This is a violation of sysop guidelines. You are not allowed to protect a page where an edit war occurs in which you yourself are involved. Please do not do this. I have unprotected the page. Sysops are NOT editors.
It's not as strict as that. I see nothing wrong with:
1. Telling the list you protected the article (and why). 2. Making ONE LAST EFFORT toward neutral POV. 3. Then butting out until a consensus emerges.
I would only worry, Erik, if someone made a practice of getting the last word by repeatedly doing the above.
In this case, another sysop selected another version to revert it to, so no harm was done.
Ed Poor ---- "Don't cry till you're hurt". --Robert Heinlein, ''The Man Who Traveled in Elephants''
On Mon, Mar 31, 2003 at 09:04:20AM -0500, Poor, Edmund W wrote:
It's not as strict as that. I see nothing wrong with:
- Telling the list you protected the article (and why).

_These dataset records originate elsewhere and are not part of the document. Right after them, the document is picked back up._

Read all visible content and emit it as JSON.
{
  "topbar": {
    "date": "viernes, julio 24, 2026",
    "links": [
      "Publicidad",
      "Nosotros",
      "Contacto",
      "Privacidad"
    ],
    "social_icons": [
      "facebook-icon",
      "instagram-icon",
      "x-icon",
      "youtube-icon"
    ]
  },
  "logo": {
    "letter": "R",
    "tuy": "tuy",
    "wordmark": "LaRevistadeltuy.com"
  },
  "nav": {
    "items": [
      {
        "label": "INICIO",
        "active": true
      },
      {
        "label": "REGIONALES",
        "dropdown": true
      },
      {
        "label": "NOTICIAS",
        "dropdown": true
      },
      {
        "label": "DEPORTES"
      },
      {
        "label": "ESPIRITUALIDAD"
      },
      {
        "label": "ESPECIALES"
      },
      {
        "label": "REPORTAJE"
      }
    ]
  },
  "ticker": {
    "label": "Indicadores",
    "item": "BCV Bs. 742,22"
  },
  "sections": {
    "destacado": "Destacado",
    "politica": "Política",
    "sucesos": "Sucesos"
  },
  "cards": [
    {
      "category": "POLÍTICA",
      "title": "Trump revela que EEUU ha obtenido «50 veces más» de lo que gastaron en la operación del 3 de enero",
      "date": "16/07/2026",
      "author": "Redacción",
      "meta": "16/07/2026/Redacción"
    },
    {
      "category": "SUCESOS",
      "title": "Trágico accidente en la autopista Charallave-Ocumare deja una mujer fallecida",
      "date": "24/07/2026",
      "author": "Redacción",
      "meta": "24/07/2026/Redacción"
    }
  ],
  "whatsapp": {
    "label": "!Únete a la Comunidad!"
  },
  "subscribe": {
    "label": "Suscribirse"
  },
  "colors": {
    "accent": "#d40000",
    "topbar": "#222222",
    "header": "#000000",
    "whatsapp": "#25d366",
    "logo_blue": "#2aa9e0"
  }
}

- Making ONE LAST EFFORT toward neutral POV.
- Then butting out until a consensus emerges.
You may see nothing wrong with it, but I, for one, do.
The consensus has always been that sysop 'powers' are not there to act as a trump card during editing disputes.
If we want to change that, we should make sure we really do have consensus that the change is wanted, and announce it rather more widely than on this list.
-M-
I would say that absent some kind of serious emergency, sysops should never protect pages that they've edited recently.
- Telling the list you protected the article (and why).
- Making ONE LAST EFFORT toward neutral POV.
- Then butting out until a consensus emerges.
The problem I see with this is that once an article is protected, it's hard for a consensus to emerge.